For the first three months you are especially vulnerable to re-damaging the healing ligament. After three months most of the basic repair is done and the new scar is in place. We are entering that retraining period I talked about in the muscle strains blog. This is one of the most tricky times, you need to be active, you are generally pain free, but your ligament is just not capable of what it once was. Directional stress tells scar tissue fibres what direction they need to line up and be strong in. To be functional, ligaments need proper structure, something that can only be achieved through safe movement. By six months or so you might be okay in most activity but be aware that you are still at risk. The wrong move at the wrong time can spell a reversal back to the beginning.

 

How much of a difference can proper care make? Immensely, think 98% integrity vs the aforementioned 50%. What is proper care? In

with good healing the fibers flow together smoothly in line

the early stages RICE is the answer. If an activity brings on pain, stop it. Get help or modify for safety activities you need to do. Once you are moving without pain through normal activity, return to more vigorous pursuits. If the activity creates similar risks to the injury, tape the injured area. Tape creates some small physical stability, and, more importantly, it brings your brain’s attention to the area.

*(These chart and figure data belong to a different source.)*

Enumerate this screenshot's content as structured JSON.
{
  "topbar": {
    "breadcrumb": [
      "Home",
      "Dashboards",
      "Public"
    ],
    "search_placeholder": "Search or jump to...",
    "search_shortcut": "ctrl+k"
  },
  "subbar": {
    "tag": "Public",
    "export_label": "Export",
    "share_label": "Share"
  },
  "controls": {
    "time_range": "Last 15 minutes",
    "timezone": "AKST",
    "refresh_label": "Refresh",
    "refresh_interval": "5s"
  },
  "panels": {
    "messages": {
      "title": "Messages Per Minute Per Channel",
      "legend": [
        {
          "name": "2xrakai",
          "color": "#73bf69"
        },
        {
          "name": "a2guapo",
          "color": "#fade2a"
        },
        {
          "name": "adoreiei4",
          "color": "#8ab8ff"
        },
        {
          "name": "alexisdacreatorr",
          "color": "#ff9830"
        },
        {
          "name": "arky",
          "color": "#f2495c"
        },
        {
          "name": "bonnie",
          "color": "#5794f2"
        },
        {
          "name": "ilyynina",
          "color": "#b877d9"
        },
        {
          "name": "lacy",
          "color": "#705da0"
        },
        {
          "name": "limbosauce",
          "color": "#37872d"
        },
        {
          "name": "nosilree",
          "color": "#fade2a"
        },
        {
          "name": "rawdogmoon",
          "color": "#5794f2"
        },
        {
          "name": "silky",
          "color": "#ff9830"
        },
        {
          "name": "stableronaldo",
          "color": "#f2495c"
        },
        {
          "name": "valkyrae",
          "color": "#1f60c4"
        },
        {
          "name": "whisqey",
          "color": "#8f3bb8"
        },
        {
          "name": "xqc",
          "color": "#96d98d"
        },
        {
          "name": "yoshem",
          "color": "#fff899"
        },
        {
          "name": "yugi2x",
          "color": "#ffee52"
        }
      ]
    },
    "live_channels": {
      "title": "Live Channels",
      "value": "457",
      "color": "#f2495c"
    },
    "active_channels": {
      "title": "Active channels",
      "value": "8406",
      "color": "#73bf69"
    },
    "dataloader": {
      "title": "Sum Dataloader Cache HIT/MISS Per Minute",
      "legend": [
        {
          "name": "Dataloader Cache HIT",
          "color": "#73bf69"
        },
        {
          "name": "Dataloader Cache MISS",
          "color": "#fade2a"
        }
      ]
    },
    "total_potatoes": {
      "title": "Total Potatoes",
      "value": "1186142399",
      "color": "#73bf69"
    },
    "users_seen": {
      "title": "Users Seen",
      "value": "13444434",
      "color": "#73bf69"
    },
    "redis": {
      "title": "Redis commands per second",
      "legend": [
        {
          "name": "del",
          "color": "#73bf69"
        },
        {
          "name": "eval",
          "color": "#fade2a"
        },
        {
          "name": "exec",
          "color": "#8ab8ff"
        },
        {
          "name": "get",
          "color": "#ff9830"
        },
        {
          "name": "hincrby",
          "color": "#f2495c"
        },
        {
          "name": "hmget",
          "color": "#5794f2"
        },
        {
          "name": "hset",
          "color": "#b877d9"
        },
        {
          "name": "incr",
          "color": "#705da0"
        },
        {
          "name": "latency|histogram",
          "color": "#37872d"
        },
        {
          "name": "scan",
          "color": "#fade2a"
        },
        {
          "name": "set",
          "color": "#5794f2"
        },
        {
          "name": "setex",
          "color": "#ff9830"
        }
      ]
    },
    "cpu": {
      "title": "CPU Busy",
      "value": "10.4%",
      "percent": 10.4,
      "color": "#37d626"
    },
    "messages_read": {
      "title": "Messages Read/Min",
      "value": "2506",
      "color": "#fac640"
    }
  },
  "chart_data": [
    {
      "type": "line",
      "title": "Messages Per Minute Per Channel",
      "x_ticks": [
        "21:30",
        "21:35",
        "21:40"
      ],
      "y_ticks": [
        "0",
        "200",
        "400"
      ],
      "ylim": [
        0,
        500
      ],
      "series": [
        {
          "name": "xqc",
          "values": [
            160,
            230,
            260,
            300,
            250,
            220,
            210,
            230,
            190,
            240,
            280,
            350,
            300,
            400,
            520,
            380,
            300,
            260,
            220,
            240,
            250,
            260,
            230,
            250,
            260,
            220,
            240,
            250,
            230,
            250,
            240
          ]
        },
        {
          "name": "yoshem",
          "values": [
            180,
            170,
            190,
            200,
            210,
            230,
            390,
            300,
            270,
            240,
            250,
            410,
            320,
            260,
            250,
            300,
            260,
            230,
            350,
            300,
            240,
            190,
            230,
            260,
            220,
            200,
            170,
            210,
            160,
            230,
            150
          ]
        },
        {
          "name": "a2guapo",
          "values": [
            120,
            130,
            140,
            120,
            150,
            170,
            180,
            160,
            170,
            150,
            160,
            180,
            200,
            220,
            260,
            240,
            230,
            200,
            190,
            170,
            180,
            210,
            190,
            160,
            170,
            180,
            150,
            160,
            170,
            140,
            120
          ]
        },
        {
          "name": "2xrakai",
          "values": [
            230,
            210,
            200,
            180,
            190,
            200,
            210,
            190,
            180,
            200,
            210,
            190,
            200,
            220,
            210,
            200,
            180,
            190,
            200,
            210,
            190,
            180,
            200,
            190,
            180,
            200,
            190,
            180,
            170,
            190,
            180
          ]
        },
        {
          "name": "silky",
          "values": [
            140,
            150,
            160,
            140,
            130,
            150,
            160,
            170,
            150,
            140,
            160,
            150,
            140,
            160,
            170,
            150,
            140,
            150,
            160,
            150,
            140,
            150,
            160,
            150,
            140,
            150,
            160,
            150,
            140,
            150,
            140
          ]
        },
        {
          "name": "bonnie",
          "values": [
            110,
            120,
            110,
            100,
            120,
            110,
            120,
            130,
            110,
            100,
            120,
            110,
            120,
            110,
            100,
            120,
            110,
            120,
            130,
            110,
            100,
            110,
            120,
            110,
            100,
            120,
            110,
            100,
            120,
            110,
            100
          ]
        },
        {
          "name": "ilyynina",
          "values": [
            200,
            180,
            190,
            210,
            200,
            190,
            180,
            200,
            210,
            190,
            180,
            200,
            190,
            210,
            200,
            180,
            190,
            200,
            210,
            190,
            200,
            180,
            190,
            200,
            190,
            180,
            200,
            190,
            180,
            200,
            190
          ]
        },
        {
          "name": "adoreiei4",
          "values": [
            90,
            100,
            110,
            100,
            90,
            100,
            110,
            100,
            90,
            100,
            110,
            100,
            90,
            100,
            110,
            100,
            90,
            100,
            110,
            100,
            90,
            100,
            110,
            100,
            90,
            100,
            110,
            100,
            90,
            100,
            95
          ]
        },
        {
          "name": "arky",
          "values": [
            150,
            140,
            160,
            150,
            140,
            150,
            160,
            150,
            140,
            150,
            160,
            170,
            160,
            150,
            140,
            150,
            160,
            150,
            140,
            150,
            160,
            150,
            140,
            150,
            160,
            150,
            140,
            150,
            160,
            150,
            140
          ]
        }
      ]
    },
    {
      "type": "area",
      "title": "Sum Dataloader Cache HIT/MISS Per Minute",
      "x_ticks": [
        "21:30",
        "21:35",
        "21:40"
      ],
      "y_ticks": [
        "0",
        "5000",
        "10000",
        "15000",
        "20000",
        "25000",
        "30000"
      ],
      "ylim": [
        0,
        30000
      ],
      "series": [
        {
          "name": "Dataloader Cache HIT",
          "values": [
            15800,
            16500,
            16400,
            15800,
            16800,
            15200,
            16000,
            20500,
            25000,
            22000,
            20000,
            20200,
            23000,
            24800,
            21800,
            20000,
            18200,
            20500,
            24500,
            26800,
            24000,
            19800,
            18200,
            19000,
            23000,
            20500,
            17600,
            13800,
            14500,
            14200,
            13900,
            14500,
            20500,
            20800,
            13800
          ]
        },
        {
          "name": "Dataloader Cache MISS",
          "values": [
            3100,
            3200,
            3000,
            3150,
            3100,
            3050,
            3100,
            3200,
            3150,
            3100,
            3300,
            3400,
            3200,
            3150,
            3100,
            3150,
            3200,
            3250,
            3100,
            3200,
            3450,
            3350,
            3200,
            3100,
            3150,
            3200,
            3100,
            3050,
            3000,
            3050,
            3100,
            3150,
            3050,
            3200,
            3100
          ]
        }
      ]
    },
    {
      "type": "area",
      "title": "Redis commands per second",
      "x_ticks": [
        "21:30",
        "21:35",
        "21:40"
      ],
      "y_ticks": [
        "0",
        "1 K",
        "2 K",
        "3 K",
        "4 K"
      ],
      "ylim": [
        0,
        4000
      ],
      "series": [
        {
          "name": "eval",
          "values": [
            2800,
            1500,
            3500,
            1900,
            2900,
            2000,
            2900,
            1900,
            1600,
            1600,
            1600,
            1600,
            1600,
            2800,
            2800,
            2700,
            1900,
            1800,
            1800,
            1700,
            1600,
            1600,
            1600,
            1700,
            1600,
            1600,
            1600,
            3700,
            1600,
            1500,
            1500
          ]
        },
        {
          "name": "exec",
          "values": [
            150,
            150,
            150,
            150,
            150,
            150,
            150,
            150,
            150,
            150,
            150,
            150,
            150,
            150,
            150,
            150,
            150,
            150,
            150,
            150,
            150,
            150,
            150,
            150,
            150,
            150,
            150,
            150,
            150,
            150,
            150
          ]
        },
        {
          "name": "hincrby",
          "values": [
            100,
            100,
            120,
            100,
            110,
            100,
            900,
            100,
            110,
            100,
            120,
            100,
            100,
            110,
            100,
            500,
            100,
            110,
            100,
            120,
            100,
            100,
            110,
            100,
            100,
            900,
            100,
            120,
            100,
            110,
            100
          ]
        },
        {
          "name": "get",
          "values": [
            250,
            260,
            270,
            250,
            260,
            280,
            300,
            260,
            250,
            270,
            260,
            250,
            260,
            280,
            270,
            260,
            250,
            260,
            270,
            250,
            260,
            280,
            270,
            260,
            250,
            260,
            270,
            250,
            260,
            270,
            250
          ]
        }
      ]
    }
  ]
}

The other aspect of proper care is some professional assistance. Help to keep compensating structures healthy and ensure optimal circulation using massage therapy, physiotherapy, or acupuncture. The first two, along with a kinesiologist can help with rehabilitation exercises. The kinesiologist can help with bad movement patterns too, as can Alexander technique instructors or Feldenkrais practitioners. You do not have to use the whole spectrum of care, but think about what you need help with and what you have to invest in your health and match that to the practitioner best suited to assist you.

Finally – be patient. This is a long haul situation, if you try to shortcut it you will make it worse.